We can note that these are independent events: the outcome of one won't effect the other. Let A denote rolling a 5 and B denote rolling a 6. Then P(A)=1/6 and P(B)=1/6. Hence, using hte multiplication rule, the probability of both happening is P(A)*P(B)=1/36

A simpler way to understand the multiplication rule is as follows:

If P(A) and P(B) are fixed, then P(A and B) = P(A) * P(B)

There is another rule in Probability that we call the Addition Rule. Suppose we have events A and B. Then P(A or B) = P(A) + P(B) - P(A and B). If A and B are mutually exclusive, then

P(A or B) = P(A) + P(B)

Example:

Suppose there is a 5% chance of rain, and 30% chance that school will be closed. What is the Probability that either of those will occur?

Solution:

A is the event of rain happening, and B is the event of school closing. Then P(A)=0.05, and P(B)=0.3

So P(A or B) = 0.05 + 0.3 - P(A and B).

But we already know P(A and B) = P(A)*P(B) = 0.015. So P(A or B) = 0.35 - 0.015 = 0.335

One thing to note is that this formula is essentially identical to the Principle of Inclusion and Exclusion covered in Set Theory. If you don't know what this is, check out the site below

### Replacement Probability

Now we'll discuss the concept of replacement probability. An easy example to visualize is probaility of a deck of cards. Suppose we have a 52 card deck and we draw 2 cards randomly without replacement. What is the probability that these are the same cards?

You might think, as in the example with dice, that the answer is 1/52 * 1/52. But the key distinction here, is that the cards were drawn without placement. This means that after drawing the first card, we don't put it back in the deck. Finally, this means that the probability that they are the same must be 0.

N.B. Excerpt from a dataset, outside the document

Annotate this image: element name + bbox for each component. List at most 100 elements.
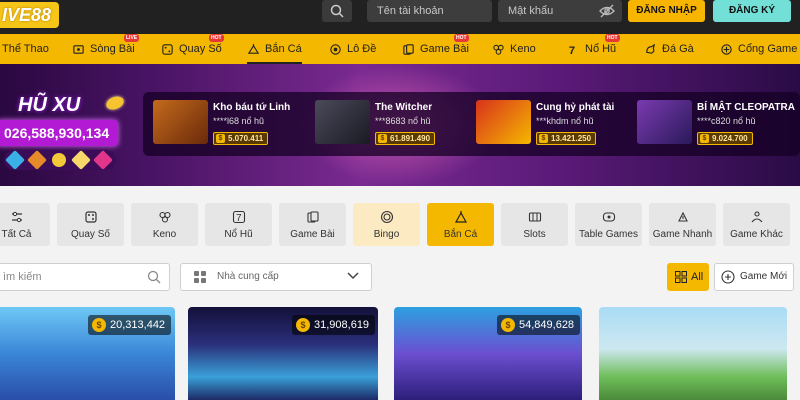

Lets look at a more complicated example.

Problem:

Find the probability of drawing a king of hearts, and then drawing a queen of hearts?

Solution:

The probability of drawing a king of hearts is 1/52, but without replacement, the probability of finding a queen of hearts is now 1/51. Using our multiplication rule, we can deduce that the total probability is 1/52 * 1/51

### Exercises:

1. Find the probability of getting 3 heads in a row, when flipping a fair coin

2. Find the probability of getting heads on a coin OR rolling a 6 on a dice

3. Find the probability of drawing 3 red cards in a row form a standard card deck

4. Find the probability getting 2 red cards in a row AND getting heads on a coin flip.